Шрифт:
Интервал:
Закладка:
Ну, ни дать, ни взять — заботливая родительница! Прямо мамаша из анекдота!..
Дом у залива
— Дора. — Тихо сказала я. — Ты можешь быть сейчас моей подругой?
— Я всегда твоя подруга. — Её голос чуть смягчился.
— Скажи, вы разговаривали с ним?
— Да. — Она уже готова была рассказать всё без моих наводящих вопросов, но из упрямства продолжала держать фасон.
— О чём вы говорили?
— И о тебе тоже.
— Дорочка, я сейчас тебя задушу.
— Он сказал, что совсем недавно узнал… о твоей… о том что случилось… Он работает по контракту в Берлине.
Девятнадцать лет тому назад
Летом — первым летом после нашего знакомства — мы съездили с Вадимом на несколько дней в Архангельск. Там он и рассказал мне свою историю. Он свозил меня в Троицкое, в ту самую церковь, и на могилу своей любимой Риты.
С овального портрета улыбалась большеглазая девушка. Вадим сначала коснулся пальцами её лица, словно поправляя прядь волнистых светлых волос, упавших на щёку, потом обнял меня и сказал:
— Рита, это Зоя, я говорил тебе о ней.
Я уткнулась ему в плечо и заплакала.
Потом он почти то же сказал своему папе.
* * *
Отец Вадима по роду службы, часто отсутствовал. Но сын видел их с мамой взаимную привязанность и в моменты встреч после разлуки, и в обыденной жизни. Он рос в счастливой дружной семье.
Мама должна была вот-вот родить второго ребёнка, когда папин самолёт взорвался в воздухе над тайгой. Ничего не удалось найти, что могло бы стать памятью, или что можно было бы похоронить. Мама родила мёртвую девочку и два года провела в больнице — в какой, Вадим только позже смог догадаться.
Эти два года он жил у родственников. Потом вернулась мама, но жизнь стала совсем-совсем другой. Мама была уже не той, и дом стал холодным и пустым.
Вадим обрадовался её возвращению, хоть и не узнавал в ней своей прежней мамы — весёлой и гораздой на всякие затеи, с которой всегда было интересно, с которой даже уборка квартиры превращалась в забаву. Его сердце сжалось от боли, и он решил… нет, такое не решается, не планируется… он просто сделался для мамы всем, чем мог быть, на что хватало его сил, ума, души. Он взял на себя обязанности мужчины в доме — как учил всякий раз папа, отправляясь в очередную командировку. Это означало, что хлеб и молоко необходимо покупать без напоминаний, мусор выносить по вечерам, содержать свою комнату в порядке и множество прочих мелочей, которые «дисциплинируют и закаляют волю и характер мужчины».

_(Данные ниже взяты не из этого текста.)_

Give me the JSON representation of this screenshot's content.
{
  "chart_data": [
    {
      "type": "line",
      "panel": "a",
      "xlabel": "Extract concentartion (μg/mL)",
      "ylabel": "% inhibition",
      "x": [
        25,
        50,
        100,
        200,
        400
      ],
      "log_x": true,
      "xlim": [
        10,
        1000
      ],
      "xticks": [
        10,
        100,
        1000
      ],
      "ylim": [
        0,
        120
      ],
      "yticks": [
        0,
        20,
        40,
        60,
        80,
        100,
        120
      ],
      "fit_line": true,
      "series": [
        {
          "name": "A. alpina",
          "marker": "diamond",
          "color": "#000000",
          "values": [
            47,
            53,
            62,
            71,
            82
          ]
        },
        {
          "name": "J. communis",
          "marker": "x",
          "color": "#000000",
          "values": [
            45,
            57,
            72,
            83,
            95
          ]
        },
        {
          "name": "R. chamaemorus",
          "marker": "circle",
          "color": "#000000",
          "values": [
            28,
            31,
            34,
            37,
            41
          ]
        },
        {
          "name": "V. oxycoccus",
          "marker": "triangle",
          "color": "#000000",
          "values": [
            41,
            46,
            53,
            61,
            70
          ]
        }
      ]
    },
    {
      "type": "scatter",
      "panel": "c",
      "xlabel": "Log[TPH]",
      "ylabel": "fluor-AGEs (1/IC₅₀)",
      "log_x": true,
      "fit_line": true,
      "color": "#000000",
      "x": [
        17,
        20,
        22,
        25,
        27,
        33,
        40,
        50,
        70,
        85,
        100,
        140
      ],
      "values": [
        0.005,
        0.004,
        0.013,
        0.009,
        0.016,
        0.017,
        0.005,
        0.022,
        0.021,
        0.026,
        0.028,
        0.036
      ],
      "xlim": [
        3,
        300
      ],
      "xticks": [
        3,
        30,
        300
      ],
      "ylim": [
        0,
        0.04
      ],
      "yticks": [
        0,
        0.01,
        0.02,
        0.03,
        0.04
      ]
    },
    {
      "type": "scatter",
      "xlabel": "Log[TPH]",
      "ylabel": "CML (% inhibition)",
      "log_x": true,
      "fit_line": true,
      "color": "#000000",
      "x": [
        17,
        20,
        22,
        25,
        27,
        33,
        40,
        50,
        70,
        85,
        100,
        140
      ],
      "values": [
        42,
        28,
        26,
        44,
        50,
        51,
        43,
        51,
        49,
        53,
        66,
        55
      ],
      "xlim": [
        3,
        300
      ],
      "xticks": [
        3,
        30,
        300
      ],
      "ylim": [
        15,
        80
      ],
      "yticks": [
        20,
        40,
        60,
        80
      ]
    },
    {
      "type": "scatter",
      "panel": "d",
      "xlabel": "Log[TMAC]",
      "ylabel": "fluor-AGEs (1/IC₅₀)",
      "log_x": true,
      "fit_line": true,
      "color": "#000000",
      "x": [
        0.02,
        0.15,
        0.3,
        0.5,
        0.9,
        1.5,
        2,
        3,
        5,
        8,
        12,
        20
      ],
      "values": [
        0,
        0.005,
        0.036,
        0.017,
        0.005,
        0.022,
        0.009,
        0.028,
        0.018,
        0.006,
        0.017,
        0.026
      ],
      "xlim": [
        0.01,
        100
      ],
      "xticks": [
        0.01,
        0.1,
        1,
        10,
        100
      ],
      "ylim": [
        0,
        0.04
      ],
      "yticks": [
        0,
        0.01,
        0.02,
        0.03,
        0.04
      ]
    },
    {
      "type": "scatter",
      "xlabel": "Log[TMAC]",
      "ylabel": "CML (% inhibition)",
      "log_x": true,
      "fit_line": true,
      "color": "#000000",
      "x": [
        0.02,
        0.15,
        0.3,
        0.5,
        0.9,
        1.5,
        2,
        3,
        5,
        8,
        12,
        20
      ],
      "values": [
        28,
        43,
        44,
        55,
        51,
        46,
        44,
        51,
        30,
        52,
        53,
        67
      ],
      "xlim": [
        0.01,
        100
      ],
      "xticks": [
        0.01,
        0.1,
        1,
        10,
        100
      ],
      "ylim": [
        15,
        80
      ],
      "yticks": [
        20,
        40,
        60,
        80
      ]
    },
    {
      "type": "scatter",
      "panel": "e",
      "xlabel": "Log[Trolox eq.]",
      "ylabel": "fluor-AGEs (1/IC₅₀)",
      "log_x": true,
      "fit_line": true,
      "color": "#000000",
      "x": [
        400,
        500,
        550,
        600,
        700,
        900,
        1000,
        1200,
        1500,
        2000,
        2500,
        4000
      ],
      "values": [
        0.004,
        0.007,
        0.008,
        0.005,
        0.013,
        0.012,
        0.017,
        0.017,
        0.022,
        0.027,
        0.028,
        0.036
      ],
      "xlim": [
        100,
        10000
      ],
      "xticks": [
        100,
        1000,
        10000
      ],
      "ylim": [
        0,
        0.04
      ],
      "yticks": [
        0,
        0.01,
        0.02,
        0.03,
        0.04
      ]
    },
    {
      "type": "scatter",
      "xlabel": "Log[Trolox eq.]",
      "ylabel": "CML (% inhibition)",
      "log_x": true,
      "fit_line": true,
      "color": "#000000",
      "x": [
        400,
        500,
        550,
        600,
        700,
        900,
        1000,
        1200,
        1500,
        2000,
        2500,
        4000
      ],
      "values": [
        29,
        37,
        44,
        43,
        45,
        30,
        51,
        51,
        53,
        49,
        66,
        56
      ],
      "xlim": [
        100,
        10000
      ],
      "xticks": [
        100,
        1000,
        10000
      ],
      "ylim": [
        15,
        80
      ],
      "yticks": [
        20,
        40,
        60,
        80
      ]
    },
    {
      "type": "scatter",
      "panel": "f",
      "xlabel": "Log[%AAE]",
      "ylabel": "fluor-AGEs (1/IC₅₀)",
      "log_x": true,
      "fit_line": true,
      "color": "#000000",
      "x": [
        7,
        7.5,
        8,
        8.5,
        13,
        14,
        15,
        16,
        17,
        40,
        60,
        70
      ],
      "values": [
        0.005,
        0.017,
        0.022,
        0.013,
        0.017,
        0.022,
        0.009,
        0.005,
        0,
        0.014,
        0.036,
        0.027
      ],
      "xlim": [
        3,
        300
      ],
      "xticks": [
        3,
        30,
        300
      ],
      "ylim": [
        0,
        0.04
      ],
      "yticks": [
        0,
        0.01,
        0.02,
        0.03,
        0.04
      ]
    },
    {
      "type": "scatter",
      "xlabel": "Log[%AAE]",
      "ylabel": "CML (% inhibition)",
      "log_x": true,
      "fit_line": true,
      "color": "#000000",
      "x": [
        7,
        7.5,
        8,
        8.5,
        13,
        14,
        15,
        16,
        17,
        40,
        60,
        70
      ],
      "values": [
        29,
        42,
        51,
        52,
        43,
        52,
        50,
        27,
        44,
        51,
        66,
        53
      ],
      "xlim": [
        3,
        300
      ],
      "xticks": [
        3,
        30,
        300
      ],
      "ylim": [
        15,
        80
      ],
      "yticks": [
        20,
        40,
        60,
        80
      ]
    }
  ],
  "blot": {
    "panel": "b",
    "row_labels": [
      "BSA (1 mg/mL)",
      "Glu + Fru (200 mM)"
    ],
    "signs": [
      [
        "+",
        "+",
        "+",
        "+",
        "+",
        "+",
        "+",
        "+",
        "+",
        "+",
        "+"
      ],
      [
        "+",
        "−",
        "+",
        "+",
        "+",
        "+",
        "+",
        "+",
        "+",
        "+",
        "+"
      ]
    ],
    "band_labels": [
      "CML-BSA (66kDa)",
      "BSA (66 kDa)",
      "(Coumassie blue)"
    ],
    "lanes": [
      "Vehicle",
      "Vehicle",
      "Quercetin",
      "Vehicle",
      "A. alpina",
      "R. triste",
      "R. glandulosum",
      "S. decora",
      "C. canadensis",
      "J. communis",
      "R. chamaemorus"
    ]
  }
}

Мама больше не могла преподавать школьникам русский язык и литературу и работала в библиотеке. Вадим шёл туда после занятий и проводил вместе с ней остаток дня. Он делал уроки, а потом читал, читал, читал. Он любил книги о путешествиях и приключениях, перечитывал Хейердала и Федосеева, Арсеньева и Рокуэла Кента и мечтал стать исследователем и путешественником.
А потом они шли домой.
Вот откуда такая ранняя взрослость, подумала я. Но это, оказалось, ещё не всё.
Однажды тёмным вечером в подворотне рядом с домом на них с мамой налетела шайка — пять-шесть подростков. Один из них выхватил мамину сумочку, другой оттолкнул Вадима — больно и далеко, и все стали окружать и теснить маму, выкрикивая всякие гнусности. Вадим, придя в себя, кинулся со звериным рёвом на обидчиков, но они только лягали его ногами, отталкивая, словно назойливую шавку.
Мама не проронила ни звука, и он не знал, жива ли она, и что там творится за темнотой и чёрными спинами.
Когда его в очередной раз отбросили, он, встав на четвереньки, подкрался к чьей-то ноге и вцепился в щиколотку зубами так, что обладатель ноги взвыл диким голосом. Возможно, в тот самый момент что-то ещё вспугнуло компанию, и они бросились врассыпную. Вадим случайно заметил на едва бледнеющем снегу сумочку, подобрал её и потянул маму домой. Она будто не понимала, что произошло. Только в прихожей увидела кровь на лице сына и очнулась.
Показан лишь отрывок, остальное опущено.